POJOKNEGERI.COM - Pemerintah pada Sabtu (3/9/2022) memutuskan untuk menaikkan harga bahan bakar minyak (BBM) jenis Pertalite, Solar, dan Pertamax nonsubsidi.
Kini, Pertalite menjadi Rp 10 ribu/ liter, lalu Solar menjadi Rp 6.800/ liter dari sebelumnya Rp 5.150/ liter, serta Pertamax nonsubsidi menjadi Rp 14.500/ liter dari sebelumnya Rp 12.500/ liter.

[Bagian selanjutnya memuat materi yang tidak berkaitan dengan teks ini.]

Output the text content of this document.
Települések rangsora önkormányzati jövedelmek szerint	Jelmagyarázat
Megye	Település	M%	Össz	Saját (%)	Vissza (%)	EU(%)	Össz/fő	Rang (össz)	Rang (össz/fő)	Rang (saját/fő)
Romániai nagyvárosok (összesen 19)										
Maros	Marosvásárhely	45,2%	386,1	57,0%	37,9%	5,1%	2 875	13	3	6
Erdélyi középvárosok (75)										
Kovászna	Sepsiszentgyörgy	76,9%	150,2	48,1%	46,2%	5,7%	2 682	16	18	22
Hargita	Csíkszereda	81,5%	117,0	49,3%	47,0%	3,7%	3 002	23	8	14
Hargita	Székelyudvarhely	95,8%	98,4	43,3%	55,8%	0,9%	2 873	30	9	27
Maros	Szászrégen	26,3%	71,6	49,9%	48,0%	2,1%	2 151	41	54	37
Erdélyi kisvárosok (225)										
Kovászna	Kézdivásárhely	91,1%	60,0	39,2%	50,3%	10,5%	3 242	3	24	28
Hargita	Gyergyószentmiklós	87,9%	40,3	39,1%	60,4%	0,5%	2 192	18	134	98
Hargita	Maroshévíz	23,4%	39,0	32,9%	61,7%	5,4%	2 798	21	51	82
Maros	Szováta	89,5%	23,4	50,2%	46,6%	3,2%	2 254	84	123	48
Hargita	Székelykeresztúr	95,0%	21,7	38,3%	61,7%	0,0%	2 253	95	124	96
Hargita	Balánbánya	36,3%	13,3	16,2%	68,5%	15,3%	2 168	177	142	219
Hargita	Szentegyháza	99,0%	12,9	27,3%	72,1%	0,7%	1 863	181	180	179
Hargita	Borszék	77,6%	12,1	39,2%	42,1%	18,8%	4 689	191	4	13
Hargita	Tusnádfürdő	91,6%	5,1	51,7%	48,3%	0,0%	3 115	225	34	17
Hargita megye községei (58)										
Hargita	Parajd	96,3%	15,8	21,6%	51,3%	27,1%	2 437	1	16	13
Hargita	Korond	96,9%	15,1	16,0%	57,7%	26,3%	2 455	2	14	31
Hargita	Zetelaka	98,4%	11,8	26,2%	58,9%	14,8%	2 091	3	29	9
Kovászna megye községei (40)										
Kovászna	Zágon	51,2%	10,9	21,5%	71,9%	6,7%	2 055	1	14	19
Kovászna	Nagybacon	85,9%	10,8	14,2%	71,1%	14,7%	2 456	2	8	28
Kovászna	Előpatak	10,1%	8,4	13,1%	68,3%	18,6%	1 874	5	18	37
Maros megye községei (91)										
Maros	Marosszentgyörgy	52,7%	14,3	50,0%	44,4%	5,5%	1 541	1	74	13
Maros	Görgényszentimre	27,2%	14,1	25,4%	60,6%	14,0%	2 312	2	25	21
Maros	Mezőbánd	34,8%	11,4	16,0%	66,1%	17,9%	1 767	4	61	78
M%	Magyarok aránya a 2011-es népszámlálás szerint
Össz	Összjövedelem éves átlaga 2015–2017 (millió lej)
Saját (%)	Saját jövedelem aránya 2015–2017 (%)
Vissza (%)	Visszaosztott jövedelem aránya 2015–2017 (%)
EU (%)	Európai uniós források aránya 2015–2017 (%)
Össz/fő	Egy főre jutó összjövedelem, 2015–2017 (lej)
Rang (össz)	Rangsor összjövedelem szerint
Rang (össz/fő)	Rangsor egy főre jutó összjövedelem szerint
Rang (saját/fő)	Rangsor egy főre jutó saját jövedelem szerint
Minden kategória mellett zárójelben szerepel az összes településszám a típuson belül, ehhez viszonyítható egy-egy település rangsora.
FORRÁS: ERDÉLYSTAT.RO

Terkait kenaikan BBM ini, Dosen Fakultas Hukum Universitas Mulawarman Herdiansyah Hamzah atau kerap disapa Castro juga berikan pendapatnya.
Dijelaskan, ada tiga alasan mengapa kenaikan BBM seharusnya ditolak.
Pertama, pemerintah selalu berdalih bahwa kenaikan harga BBM dikarenaka selama ini 70 persen subsidi BBM dinikmati oleh orang mampu.
Akan tetapi, darimana data mampu tidak mampu ini?
Dijelaskan, tidak ada data yang jelas bagaimana pemerintah mengkualifikasikan "orang mampu" ini.
"Tapi jika ditelusuri, data orang mampu ini menggunakan kemungkinan besar menggunakan standar garis kemeskinan yang ditetapkan pemerintah melalui BPS, dimana per maret 2021 ditetapkan sebesar Rp. 472.525. Jadi penduduk yang pengeluaran perkapitanya dalam sebulan di bawah angka itu, dikualifikasikan sebagai penduduk miskin. Sementara yang di atas angka itu dikualifikasikan tidak miskin atau "mampu"," jelasnya.